MySQL has improved greatly since 8.x, but it's still very far behind the capabilities of Postgres, MS SQL Server, DB2, and Oracle.

MySQL does simple things fast though not as fast as SQLite. It's getting squeezed on the high end by all the other big SQL vendors and squeezed on the low end by SQLite. It lives in a functionality gap that keeps getting narrower and narrower.

2 comments

Overly basic benchmarks aside it’s the slightly more complex queries or starting in the hundreds of thousands or millions of records at the very start of the data was night and day.

Learning to do things well in Postgres while being fairly competent in MySQL for the better part of 15 years was still a gap.

When I saw the ability or availability of extensions - part of me did wish I spent more time with Postgres instead of MySQL/MS SQL/Oracle, etc alone.

Can’t speak to your experience or schema, but IME MySQL does just fine at high (100+K QPS) mixed workload, with complicated queries. It does require more tuning than Postgres, but OTOH there’s more to monitor to determine exactly what is bottlenecking. That’s certainly not to say Postgres can’t also handle volume, but its MVCC design and O2N tuple ordering doesn’t lend itself as easily to high write workloads.

No returning clause, you’re correct - no way around that if it matters for your use case.

Similarly, yes, functional indices are quite nice if you know how and when to use them.

I’d love to see benchmarks comparing the two RDBMS, properly tuned, with the same workload. I’m OOO this week but I might do that in the future to see for myself.

As to SQLite, I get the appeal, and I get why it maintains backwards-compatibility so fiercely, but good lord some of its quirks are bad. FKs don’t do anything by default, PKs can have NULLs, column types are mere suggestions unless you enable strict mode…

> Similarly, yes, functional indices are quite nice if you know how and when to use them.

In fairness to MySQL, you can simulate this surprisingly well by adding indexes to computed columns.

> I’d love to see benchmarks comparing the two RDBMS, properly tuned, with the same workload. I’m OOO this week but I might do that in the future to see for myself.

This is where I see most existing database benchmarks falling down.

tl;dr: testing database performance across engines is a lot harder than most folks realize.

Imagine you have a DB where you're tracking classroom assignments for all public schools in the state. Here are some requirements:

* A classroom must have at least one teacher and at least one student per class scheduled.

* A classroom must not allow more students than its capacity.

* No teacher or student may be assigned to more than one classroom at the same day/time.

To solve this in MySQL, you MUST use application code to check for conflicts and will always be subject to race conditions at your data layer.

The check for existing slots must always be a separate query from the insert, and MySQL cannot restrict overlapping timestamp ranges at the data layer. This requires data custodial work to resolve.

Postgres on the other hand both supports a timestamp range type but also allows exclusion constraints to prevent the same person from being assigned to more than one class when those ranges overlap—a data layer restriction that makes app support code unnecessary and race conditions logically impossible.

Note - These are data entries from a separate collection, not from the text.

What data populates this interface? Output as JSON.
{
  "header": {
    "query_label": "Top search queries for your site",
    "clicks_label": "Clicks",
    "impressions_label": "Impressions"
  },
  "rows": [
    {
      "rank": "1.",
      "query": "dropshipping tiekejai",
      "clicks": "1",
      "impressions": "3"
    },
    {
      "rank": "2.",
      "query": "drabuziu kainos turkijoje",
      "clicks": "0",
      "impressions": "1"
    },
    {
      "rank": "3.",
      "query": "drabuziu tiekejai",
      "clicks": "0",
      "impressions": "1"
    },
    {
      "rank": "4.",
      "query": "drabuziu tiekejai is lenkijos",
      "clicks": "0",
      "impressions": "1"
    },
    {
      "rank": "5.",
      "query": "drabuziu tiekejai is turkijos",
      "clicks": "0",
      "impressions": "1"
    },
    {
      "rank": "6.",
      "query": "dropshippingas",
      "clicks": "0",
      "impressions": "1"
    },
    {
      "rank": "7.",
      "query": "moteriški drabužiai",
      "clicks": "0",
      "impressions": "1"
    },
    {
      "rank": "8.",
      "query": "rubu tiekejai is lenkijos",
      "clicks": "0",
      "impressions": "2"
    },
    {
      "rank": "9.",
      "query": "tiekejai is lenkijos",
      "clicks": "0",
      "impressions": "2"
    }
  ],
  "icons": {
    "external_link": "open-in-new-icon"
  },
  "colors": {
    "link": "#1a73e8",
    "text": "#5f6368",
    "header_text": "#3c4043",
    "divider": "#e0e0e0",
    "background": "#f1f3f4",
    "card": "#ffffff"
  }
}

Testing "the same workload" is difficult because the data schemas do not match, the application code calling it will not match, and if you did implement it, folks would cry about "apples and oranges" and how they're not the same workload.

In MSSQL, you might write a .NET component that lives in the database and handles the potential race condition. You also might use temporal tables in that engine to track changes over time, something that (again) would involve non-trivial code changes for MySQL and Postgres to match requirements.